Avrupa Adalet Ajansı, Irak ve Suriye’deki çatışma bölgelerindeki aşırılık yanlısı Avrupalılar hakkındaki raporunda, ülkelerine dönmelerinin içerdiği riskler konusunda uyarıda bulundu ve ülke yetkililerinin her bir ferdin geri dönüşünü tek tek değerlendirmesi gerektiğini dile getirdi.

DEAŞ kuruluşundan bu yana, militan bulmadaki rahatlığı, elektronik iletişim araçlarındaki yeteneği, trendlere göre tarzı, hedefleri ve psikolojik etki bırakan üslübu konusunda diğerlerinden farklı bulunuyor.

DEAŞ’a, eski geleneksel örgütlerde olduğu gibi, sadece dini inancı yüksek olanlar değil, sosyal baskıdan kurtulmak isteyen ve heyecan arayanlar katılıyor. Yabancı savaşçıların ülkelerine döndükten sonra, ne oranda nefret kültüründen arınabilecekleri ve rehabilite edilip topluma karışabileceklerinden emin olmak gerekiyor.
Avrupa ülkelerinde İslamofobi hızla yükseliyor. Müslümanların bununla karşı karşıya kalması ile de kendi ülkelerinde yabancılaşma hissi yaşıyorlar ve bu da radikalleşmeye yatkınlığı arttırıyor.

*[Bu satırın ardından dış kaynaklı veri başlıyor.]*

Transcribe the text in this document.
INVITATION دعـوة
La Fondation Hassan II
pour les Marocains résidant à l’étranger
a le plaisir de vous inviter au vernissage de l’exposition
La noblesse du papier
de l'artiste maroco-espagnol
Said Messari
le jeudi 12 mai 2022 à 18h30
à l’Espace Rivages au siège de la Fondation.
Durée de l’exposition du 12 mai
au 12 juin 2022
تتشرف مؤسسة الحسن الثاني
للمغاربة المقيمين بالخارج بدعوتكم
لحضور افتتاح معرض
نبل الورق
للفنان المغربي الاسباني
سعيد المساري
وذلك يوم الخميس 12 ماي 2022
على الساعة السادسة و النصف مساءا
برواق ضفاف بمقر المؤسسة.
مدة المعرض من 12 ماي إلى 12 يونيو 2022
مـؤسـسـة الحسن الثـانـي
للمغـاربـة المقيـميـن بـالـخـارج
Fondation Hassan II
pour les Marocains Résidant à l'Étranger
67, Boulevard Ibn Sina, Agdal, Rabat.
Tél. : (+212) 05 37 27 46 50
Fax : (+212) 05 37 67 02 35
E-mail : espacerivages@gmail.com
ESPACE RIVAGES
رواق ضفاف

Ülkelerin, çatışma bölgelerinden dönen vatandaşlarını, özellikle de savaş yeteneğine sahip, gerçek bir tehlike arz edenleri açık bir zihinle kabul edip, rehabilitasyonları üzerinde çalışması gereklidir.

Suriye, Irak ve Yemen gibi birçok çatışma alanında, siyasi kırılganlık, mezhepçiliğin alevlenmesi ve güvenliğin olmaması sebebiyle hala radikalleri çeken bir ortam var.